Fim das “saidinhas” temporárias: ‘retrocesso e nova violação de direitos’

Benefício que prevê saídas temporárias a presos para visitar familiares foi extinto pelo Congresso; STF avalia inconstitucionalidade

Por Beatriz de Oliveira

24|06|2024

Alterado em 24|06|2024

“O fim das saidinhas temporárias é o mesmo que neutralizar vidas dentro e fora do cárcere, os entes aprisionados vão se distanciar e desconstruir os vínculos familiares”. Essa afirmação é de Miriam Duarte, cofundadora da Amparar, associações de familiares e amigos de presos. A pedagoga e mestranda em Gestão de Políticas Públicas teve seus três filhos internados e torturados na Fundação CASA, antiga FEBEM. 
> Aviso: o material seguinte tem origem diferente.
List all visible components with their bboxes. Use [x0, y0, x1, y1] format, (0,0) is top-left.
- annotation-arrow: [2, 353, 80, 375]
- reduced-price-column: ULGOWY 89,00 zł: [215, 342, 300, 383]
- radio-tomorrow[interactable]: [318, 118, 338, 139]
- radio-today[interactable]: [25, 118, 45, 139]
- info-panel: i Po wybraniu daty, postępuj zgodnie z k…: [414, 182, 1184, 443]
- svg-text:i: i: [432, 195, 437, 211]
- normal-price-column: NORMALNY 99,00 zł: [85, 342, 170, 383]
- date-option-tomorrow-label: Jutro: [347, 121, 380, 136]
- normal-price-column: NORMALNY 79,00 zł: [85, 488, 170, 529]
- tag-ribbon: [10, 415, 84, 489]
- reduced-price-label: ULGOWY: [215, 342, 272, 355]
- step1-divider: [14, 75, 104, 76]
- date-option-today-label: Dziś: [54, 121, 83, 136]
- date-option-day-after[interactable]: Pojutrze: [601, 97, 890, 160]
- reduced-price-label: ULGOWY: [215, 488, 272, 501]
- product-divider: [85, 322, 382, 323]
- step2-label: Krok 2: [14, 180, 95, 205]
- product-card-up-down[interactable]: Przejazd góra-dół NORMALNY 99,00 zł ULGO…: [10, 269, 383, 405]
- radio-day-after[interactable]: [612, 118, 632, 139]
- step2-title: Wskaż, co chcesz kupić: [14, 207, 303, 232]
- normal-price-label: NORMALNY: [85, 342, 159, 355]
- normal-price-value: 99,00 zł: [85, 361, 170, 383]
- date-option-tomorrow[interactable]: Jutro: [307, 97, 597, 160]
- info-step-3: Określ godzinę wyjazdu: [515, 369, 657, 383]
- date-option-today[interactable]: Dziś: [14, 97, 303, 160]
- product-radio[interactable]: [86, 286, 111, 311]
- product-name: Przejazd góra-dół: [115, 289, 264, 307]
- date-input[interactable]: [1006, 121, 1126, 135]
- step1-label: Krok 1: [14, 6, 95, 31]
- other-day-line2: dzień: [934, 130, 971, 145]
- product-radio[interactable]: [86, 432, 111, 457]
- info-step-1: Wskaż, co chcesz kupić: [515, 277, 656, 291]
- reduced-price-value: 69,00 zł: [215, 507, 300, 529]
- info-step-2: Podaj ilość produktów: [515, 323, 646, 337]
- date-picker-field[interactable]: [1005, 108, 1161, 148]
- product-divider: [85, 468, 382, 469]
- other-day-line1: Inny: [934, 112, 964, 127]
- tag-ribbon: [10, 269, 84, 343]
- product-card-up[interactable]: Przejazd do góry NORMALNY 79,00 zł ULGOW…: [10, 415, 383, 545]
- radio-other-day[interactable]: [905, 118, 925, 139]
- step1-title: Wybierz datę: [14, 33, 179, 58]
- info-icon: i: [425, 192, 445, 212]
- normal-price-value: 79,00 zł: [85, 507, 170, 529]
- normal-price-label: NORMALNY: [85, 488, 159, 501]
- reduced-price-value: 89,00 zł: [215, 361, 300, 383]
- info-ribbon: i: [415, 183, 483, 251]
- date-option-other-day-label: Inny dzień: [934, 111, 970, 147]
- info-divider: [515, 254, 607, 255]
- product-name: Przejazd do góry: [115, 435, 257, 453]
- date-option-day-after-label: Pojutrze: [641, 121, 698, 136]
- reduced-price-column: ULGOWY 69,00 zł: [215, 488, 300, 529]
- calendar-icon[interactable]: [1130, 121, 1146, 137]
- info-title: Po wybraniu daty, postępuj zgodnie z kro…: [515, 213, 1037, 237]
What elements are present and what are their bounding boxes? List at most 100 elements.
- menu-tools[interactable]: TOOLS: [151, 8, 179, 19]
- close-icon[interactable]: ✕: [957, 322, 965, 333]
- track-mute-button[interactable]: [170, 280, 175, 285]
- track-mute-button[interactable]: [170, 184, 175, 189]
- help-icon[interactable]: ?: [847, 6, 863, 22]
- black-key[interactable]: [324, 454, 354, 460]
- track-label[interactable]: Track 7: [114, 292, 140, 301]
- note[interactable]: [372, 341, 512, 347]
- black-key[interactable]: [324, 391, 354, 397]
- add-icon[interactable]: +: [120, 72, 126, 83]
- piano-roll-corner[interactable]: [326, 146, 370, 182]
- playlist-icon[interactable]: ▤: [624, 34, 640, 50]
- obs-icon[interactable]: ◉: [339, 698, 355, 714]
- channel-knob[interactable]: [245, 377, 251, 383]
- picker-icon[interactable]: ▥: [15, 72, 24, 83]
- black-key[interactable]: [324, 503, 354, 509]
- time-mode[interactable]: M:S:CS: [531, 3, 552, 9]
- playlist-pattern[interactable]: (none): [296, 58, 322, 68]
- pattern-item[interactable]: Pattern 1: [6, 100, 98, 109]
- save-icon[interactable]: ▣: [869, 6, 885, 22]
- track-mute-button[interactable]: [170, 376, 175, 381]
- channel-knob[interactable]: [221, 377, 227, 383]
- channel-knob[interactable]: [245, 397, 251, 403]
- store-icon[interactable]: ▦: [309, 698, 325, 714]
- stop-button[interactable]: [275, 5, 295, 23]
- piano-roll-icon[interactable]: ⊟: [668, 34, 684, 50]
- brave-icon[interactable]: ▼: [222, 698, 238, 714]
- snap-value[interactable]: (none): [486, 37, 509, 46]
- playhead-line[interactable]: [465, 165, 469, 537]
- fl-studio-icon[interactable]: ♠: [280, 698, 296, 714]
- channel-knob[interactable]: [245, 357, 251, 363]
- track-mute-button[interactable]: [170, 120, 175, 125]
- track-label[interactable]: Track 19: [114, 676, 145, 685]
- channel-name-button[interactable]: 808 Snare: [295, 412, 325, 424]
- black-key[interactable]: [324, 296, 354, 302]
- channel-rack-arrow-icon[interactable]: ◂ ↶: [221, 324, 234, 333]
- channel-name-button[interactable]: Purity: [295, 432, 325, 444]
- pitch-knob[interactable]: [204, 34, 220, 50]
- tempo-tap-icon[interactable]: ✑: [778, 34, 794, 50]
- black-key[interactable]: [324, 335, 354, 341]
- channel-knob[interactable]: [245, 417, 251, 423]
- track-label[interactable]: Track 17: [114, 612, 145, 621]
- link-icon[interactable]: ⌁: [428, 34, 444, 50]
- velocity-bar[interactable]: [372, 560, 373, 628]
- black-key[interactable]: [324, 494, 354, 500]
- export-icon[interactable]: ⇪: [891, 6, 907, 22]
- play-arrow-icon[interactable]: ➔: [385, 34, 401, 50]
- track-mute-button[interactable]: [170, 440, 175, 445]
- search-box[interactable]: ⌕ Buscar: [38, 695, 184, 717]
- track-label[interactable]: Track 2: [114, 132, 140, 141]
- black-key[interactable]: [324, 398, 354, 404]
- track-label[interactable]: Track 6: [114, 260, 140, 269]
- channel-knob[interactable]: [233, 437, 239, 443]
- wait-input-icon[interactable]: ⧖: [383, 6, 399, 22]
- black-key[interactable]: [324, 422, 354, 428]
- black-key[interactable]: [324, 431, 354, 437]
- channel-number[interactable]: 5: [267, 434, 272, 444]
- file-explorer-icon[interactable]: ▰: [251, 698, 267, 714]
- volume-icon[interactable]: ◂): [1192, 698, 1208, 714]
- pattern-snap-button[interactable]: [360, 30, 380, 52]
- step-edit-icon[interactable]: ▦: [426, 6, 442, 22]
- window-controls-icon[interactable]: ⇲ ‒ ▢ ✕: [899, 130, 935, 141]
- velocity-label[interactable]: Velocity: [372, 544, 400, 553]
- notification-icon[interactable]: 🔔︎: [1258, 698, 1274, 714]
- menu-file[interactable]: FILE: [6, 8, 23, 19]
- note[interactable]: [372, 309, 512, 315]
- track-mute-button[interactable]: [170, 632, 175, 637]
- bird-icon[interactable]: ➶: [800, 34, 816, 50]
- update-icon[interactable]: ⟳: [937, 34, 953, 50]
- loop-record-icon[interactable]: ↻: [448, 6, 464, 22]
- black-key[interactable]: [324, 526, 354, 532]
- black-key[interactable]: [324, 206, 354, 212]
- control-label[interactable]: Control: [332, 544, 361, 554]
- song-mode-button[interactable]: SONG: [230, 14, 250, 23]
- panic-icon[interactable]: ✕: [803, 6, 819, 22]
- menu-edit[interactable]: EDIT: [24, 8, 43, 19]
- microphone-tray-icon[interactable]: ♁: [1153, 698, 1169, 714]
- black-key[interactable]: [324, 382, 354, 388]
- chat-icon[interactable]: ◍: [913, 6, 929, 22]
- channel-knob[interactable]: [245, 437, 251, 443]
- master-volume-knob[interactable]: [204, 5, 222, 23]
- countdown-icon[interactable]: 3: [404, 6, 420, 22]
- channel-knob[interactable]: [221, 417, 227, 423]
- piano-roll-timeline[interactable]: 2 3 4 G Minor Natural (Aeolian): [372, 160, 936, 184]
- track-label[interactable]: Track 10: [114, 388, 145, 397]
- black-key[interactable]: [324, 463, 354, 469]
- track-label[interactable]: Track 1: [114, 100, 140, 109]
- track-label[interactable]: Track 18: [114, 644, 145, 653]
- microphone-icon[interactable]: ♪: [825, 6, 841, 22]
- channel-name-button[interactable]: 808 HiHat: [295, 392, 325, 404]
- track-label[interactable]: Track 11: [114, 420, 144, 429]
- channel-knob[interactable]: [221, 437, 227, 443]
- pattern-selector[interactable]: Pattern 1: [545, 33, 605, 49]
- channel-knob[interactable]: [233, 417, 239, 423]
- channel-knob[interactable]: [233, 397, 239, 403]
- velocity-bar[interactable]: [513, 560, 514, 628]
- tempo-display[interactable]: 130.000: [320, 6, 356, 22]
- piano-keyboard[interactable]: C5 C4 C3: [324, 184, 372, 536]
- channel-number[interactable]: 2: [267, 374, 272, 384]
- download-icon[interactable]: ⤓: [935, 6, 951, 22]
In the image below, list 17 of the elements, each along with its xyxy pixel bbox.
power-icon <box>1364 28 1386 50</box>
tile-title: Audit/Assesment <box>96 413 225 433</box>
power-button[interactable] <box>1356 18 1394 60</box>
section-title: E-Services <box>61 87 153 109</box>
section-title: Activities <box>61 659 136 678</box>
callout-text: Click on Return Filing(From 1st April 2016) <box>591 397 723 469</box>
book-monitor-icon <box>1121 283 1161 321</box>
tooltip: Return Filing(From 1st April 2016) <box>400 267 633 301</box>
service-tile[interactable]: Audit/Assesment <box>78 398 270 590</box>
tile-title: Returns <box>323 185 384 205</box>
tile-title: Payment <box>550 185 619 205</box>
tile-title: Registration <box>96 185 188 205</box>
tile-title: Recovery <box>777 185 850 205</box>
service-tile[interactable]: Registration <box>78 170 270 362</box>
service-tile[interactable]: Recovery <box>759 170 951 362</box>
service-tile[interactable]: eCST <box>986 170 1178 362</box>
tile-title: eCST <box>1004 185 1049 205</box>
A fala de Miriam se dá num contexto de aprovação do Projeto de Lei (PL) 2253/2022, que prevê a extinção do benefício da saída temporária, popularmente conhecida como “saidinha”. No dia 11 de abril, o presidente Lula sancionou a lei vetando o trecho que impedia a concessão para presos que querem visitar suas famílias. No entanto, no dia 28 de maio, o Congresso derrubou o veto do presidente.

As saídas temporárias são concedidas a presos por até sete dias em cinco feriados durante o ano para visita à família ou participação em atividades que ajudem no retorno ao convívio social. São beneficiados os presos em regime semiaberto, que tenham cumprido ao menos 1/6 da pena e apresentem bom comportamento.

As “saidinhas” existem desde 1984, com a instituição da Lei de Execuções Penais, e têm o objetivo de facilitar essa ressocialização do preso de forma gradual, antes do fim da pena.

Com a mudança na lei, o benefício passará a ser permitido apenas para cursar supletivo profissionalizante, ensino médio ou superior.

A lei deve passar por discussão no Supremo Tribunal Federal (STF), para verificar sua constitucionalidade. No início do mês, o ministro do STF Edson Fachin enviou ao plenário da Corte as ações que questionam a norma aprovada.

“Acredito que esse projeto é sim inconstitucional, tendo em vista que fere a dignidade da pessoa humana ao restringir o acesso da pessoa presa aos seus familiares, e consequentemente compromete a obrigatoriedade estatal de defender a família enquanto parte da sociedade”, afirma Michele Ferreira, advogada, mestranda em Ciências Humanas e Sociais e pesquisadora do programa Justiça sem muros do Instituto Terra, Trabalho e Cidadania (ITTC).

A pesquisadora pontua que o fim das saidinhas temporárias é um retrocesso especialmente se olhando para a situação das mulheres encarceradas. “A falta de relações fraternas e o abandono podem ser facilmente observados nas ausências de visitantes em dia de visita social no sistema prisional feminino, realidade muito diferente das enormes filas no sistema prisional masculino. As saídas temporárias eram uma oportunidade que essas mulheres possuíam de estreitar conexões e solidificar relacionamentos, muitas vezes já fragilizados pela situação gerada pelo encarceramento”, afirma.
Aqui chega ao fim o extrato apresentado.